Renouncing The Gandhi-Nehru Legacy
What is this legacy of Mahatma Gandhi and Jawaharlal Nehru which is to be renounced now and why? Were actions by successive governments in independent India always guided by these two individuals, that too more than half a century of their deaths? Does not naming these two individuals amount to marginalizing the contribution of their contemporaries like Sardar Patel not to speak of those from other ideological backgrounds, Bhim Rao Ambedkar from the past or Narendra Modi in contemporary India?
The legacy identified here is a philosophy that tries to define what India as a country ought to be. It is a view of how the country has to be governed and why. Over emphasizing the contrast between the village economy advocated by Gandhi and the advanced technological one advocated by Nehru is very common. But it misses a crucial point. At the core Gandhian vision was moralistic. It dreamt of a Ram Rajya, a country where both the rulers and the citizens occupied the moral high ground. As a consequence it advocated and encouraged the individual breaking immoral laws.
The Nehruvian vision was similarly naive. There was no respect for the compulsions of real world. It was not merely an advocacy of an egalitarian economic order. A conviction that an egalitarian economic order could be created without the coercion employed in the Soviet Union was dominant. The dream was to transform the society into a free association of individuals committed to the upliftment of the disadvantaged rather than personal accomplishments. Equally naive was the new definition of secularism as equal respect for all religions and not the western view of the individual’s innate right not to be dictated to by co-religionists. As in the economic sphere, the individual was required to subsume his individuality into the good of the many. It was assumed that the groups would transform their medieval outlook just because they could convince themselves of the logical necessity to do so, without any legal enforcement of individual rights or coercion. Such naivete was responsible for taking the Kashmir problem to UNO, or advocating Hindi-Chini brotherhood.

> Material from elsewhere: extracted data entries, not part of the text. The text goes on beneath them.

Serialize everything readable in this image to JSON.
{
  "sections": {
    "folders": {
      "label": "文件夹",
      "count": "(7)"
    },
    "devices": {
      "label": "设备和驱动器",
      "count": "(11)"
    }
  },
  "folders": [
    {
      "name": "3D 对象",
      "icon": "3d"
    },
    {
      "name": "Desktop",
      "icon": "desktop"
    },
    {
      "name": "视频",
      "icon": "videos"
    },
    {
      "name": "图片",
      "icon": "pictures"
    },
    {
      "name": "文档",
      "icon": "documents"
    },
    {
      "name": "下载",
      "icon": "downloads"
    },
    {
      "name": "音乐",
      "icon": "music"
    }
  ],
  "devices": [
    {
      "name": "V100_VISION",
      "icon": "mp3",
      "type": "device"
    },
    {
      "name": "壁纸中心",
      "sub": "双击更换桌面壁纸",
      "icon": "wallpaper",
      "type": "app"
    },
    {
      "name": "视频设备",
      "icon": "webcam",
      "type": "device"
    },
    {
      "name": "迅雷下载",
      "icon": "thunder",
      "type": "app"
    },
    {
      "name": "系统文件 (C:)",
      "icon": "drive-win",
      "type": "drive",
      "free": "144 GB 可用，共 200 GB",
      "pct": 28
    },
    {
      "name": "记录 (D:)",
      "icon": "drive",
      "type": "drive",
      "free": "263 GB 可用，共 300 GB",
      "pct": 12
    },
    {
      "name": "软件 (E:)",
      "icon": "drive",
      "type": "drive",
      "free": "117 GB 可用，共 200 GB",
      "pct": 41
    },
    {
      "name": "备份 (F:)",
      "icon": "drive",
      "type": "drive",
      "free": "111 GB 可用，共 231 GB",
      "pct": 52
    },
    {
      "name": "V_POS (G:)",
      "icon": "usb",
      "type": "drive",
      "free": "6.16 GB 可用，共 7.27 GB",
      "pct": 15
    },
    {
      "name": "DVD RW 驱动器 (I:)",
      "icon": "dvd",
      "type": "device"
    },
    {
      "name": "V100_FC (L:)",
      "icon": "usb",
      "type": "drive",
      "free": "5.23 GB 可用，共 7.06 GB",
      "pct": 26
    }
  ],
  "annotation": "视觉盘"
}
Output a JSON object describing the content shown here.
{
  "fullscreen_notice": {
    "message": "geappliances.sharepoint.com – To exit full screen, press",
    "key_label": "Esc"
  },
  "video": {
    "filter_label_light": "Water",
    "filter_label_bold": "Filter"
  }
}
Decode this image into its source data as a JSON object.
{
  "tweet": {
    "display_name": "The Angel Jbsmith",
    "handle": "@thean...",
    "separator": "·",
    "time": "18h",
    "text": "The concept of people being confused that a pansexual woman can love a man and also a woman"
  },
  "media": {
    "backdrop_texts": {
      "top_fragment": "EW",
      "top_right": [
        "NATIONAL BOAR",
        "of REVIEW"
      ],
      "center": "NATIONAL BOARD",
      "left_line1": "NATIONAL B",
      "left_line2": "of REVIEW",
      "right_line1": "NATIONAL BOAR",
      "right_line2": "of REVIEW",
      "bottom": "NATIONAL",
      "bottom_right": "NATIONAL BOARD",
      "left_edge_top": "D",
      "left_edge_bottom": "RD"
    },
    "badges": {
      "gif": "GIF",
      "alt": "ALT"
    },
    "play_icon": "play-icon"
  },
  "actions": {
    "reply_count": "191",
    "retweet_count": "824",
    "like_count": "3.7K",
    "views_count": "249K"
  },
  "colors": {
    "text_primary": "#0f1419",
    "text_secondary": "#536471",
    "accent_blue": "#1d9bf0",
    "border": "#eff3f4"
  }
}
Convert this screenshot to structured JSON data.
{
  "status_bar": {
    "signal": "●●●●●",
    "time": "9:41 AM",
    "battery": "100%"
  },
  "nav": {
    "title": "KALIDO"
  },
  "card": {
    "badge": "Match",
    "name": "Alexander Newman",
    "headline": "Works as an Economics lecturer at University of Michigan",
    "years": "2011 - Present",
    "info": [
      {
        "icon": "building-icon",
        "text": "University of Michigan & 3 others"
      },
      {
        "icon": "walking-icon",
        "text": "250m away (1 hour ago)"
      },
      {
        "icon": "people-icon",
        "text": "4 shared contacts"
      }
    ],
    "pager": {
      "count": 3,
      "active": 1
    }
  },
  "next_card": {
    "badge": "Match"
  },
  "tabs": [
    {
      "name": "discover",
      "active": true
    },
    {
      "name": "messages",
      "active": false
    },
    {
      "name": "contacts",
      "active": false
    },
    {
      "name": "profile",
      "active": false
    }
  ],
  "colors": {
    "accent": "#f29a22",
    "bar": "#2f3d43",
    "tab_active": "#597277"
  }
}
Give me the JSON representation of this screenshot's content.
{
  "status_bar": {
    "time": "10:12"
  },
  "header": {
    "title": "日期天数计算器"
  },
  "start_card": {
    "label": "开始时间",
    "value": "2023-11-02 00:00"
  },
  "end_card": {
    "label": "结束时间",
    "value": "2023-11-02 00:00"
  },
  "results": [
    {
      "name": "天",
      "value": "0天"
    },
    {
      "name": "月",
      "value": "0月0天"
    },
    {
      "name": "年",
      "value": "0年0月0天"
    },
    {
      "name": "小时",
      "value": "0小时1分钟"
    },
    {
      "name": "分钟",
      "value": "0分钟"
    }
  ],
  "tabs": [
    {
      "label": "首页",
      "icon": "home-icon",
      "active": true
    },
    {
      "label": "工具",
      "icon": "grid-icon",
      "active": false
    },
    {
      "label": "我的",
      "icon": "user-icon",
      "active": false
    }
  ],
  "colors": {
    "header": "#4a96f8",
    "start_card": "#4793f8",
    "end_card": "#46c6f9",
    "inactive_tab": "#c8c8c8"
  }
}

As can be expected neither the government nor the individuals could live up to these standards. The consequence has been the India of today. Government institutions do not deliver. Judicial delays benefit the law breakers. Individuals hide their wealth to the extent possible. Everyone justifies personal illegal acts by pointing either at other law breakers or at “social discrimination”.
But despite the failure to deliver, the vision has not been renounced. It is the common intellectual position of an overwhelming fraction of Indians. They continue to believe that the failure of the government to deliver is due to individual corruption. They continue to be extremely receptive to every conspiracy theory that accuses a few rich people of conspiring to sabotage government programs. The violence depicted in mainstream Indian cinema has become more graphic. The identification of a few criminals, politicians and or wealthy individuals as the criminals has not.
This intellectual commitment against market economics is the basic reason why even liberalization has been half hearted. It has been forced by circumstances. The gates were forced opened by the precarious financial situation of the day not by an acceptance of the underlying philosophy. There is very little support for denationalisation of public sector banks, insurance companies and industries despite their being a large drain on tax revenues. Their failure is always due to political interference or corruption, never due to the impossibility of enforcing discipline on the work force or their incompetence to operate in a competitive environment.
It is almost as if the mystic belief in a Maryada Purushottam Ram has transformed into an unshakable belief in a government sponsored system of economic and social services. Truly an example of the synergy of the Gandhian and Nehruvian visions. So much for those who saw them as opposing each other.
Quite early in post independent India, the Ambedkarite vision of compensating for historical injustices was co-opted into the Nehruvian socialist vision. Once again the fundamental limitations of a government enforced social justice program are never conceded. The belief in a large government is at least partly rooted in the parallel demand for ever expanding reservations. A strong government is obviously necessary for enforcing them, now in private, self financed educational institutions and perhaps eventually in private sector jobs.
Even hindutva, currently in ascendency, is a reaction to the legacy. Providing legal sanction to the medieval personal laws of the Muslims in the name of minority protection has only hindered reform in the community. Minority communalism fuelled the advent of majority communalism. Rejecting the individualistic basis of secularism and creating a naive indian definition has contributed to the malice. Naively encouraging false history to encourage a socialist bias and Hindu-Muslim unity has made critical response to the current hindutva narrative impossible. Mediocrity in all academic disciplines due to social justice initiatives has left no one with a shred of credibility to tackle the menace.
The reality remains that social justice programs cannot correct historical injustices. Neither will government implemented financial redistribution and social safety nets, particularly in a country like India where the so called haves are a small minority. The undisciplined, non law abiding contemporary India is the natural consequence if following the Gandhi-Nehru legacy. It is an object lesson to those dreaming of creating a socialist utopia and that too without coercion
Intellectually renouncing the Gandhi-Nehru legacy as unworkable is the first necessary step. At the very least it will reduce the all pervading sense of frustration and searching for conspiracies. Then perhaps the proposals to be outlined in subsequent posts would appeal as practical, implementable steps in improving the situation.